Commentary

How A Web Show Lands a TV Deal - Add Bacon, Vodka and Watch

What’s the secret recipe for making the jump from the Web to TV?

Food, evidently.

The way to our eyeballs is indeed through our stomachs, whether for the youth-skewing Annoying Orange, a series about talking fruit that’s landed a TV deal, or Epic Meal Time, the ultimate guy-centric show about insanely large bacon-laden meals that dudes eat with in-your-face attitude, the latest Web show to hit paydirt with TV.

Epic Meal Time, carried online by Revision3, closed out an epic year in which it racked up massive views online – it counts more than 2 million subscribers on YouTube and nearly 300 million views – by scoring a TV deal with G4.

So is the lesson of 2011 that TV deals go through your stomach? Maybe. But the bigger takeaway with the Epic Meal Time-G4 deal is that the show doesn’t look like traditional TV fare, but it’s got enough familiarity that it can connect with TV viewers. Here’s why — Epic Meal Time is derived from a programming genre that works — witness the hot-dog or pie-eating contests that have been popular viewing fare for years.
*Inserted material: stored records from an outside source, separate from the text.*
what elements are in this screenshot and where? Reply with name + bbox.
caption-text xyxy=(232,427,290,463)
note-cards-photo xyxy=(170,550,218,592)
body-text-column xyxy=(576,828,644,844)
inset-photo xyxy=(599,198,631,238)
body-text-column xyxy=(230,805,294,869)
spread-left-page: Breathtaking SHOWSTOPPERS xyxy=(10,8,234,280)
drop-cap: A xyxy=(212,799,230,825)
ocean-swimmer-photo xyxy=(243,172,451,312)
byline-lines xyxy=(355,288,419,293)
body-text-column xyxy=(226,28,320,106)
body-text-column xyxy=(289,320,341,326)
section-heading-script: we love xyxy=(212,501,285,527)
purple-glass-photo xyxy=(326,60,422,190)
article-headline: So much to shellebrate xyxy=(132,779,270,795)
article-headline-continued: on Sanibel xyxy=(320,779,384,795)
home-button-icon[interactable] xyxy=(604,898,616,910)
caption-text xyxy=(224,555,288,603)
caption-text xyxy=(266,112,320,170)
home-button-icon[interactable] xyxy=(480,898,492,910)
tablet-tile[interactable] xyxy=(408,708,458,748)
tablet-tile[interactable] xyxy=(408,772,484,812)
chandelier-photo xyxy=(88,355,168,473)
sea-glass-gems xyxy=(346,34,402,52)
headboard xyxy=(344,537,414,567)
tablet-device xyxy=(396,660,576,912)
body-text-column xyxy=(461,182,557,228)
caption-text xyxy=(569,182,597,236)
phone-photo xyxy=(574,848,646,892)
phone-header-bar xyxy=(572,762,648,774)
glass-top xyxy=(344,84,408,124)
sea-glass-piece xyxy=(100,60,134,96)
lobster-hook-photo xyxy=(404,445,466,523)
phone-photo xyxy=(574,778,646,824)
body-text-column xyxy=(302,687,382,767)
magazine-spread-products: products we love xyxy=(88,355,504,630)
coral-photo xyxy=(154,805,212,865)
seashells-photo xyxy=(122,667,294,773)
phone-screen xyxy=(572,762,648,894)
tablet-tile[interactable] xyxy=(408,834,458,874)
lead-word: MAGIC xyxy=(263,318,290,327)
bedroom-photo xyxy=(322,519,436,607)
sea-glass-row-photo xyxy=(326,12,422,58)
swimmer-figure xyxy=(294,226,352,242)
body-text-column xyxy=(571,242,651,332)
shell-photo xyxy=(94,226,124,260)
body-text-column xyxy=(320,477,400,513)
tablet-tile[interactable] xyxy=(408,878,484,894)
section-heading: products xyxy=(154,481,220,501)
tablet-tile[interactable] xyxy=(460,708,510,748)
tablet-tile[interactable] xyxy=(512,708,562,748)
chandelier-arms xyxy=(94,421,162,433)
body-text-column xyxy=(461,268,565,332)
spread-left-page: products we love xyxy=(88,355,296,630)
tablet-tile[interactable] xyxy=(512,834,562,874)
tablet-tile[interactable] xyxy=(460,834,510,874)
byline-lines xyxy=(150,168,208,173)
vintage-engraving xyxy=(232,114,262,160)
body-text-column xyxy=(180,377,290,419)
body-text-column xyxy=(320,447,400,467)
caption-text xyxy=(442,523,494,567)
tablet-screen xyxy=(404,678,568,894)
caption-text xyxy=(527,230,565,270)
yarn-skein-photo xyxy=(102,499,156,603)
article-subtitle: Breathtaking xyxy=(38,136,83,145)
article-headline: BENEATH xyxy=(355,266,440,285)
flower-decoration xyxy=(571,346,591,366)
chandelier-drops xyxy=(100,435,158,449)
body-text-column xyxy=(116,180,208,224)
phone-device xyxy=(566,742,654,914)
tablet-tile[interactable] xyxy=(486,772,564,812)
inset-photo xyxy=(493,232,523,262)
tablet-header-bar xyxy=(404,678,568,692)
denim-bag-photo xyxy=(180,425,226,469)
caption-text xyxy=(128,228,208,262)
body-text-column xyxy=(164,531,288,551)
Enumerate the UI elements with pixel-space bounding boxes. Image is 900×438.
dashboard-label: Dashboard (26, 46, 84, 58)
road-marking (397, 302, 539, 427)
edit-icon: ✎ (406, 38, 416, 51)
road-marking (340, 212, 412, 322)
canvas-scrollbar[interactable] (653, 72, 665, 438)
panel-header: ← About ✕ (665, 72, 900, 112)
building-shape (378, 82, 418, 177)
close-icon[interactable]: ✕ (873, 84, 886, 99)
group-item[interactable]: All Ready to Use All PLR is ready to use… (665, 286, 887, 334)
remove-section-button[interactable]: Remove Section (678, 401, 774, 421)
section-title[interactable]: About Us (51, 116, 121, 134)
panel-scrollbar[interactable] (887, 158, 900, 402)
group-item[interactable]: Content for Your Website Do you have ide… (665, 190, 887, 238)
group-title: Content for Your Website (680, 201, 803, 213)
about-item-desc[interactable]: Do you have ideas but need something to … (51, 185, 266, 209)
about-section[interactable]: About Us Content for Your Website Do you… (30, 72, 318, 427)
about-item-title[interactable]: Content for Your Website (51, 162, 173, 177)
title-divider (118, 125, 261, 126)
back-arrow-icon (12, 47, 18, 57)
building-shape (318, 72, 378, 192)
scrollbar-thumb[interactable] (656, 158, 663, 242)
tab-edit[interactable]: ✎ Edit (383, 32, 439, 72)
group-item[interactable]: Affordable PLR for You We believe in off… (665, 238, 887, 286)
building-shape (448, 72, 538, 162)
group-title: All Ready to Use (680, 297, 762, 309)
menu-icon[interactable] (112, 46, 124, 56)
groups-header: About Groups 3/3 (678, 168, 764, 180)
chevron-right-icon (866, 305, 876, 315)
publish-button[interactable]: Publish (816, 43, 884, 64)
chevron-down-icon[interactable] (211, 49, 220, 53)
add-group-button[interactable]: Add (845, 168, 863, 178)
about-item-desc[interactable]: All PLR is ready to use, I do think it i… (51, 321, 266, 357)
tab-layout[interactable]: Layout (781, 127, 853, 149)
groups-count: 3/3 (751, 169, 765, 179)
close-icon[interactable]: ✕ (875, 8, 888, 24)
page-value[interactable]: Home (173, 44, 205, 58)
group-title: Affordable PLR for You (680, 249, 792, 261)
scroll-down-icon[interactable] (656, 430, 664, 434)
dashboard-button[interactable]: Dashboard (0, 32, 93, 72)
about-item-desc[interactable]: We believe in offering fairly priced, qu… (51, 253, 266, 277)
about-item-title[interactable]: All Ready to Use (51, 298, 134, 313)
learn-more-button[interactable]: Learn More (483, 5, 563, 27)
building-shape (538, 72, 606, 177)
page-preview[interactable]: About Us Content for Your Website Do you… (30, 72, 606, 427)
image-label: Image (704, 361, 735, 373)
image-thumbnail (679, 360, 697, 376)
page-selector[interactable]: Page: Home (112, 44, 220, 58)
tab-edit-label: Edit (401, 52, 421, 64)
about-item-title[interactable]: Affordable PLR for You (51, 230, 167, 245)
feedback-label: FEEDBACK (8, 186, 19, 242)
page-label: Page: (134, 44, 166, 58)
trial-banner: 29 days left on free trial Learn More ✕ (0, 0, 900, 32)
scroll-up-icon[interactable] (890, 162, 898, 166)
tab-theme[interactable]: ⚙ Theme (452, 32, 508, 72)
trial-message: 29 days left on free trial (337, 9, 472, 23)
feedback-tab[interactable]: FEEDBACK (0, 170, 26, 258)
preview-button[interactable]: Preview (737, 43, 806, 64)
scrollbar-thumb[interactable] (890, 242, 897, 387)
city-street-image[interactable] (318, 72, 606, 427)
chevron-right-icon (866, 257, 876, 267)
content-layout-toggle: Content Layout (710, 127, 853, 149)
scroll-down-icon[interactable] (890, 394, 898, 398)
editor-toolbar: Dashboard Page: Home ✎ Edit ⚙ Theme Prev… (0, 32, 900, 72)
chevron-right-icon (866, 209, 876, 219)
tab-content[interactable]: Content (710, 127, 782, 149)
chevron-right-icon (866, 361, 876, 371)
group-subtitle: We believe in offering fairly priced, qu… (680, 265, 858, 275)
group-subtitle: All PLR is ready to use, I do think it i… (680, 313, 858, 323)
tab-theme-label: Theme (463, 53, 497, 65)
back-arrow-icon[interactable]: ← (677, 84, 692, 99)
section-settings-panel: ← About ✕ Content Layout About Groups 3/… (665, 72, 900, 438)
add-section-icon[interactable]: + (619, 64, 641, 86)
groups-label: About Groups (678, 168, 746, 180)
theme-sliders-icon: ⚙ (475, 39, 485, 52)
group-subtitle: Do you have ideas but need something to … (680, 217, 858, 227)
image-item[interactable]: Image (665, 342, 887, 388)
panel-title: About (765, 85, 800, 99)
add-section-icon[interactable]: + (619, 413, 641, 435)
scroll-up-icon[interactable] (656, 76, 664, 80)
But of all the millions of cooking videos online, from how to make a margarita to how to cook organic, why this show? Fascination with the abomination, baby. Will the hosts really make a 10,000 calorie candy sushi roll of bacon, marshmallows, Twizzlers, Twinkies and whipped cream? And will they eat it?

Yes and yes.

You just can’t turn away from this kind of appointment viewing. Online or on-air.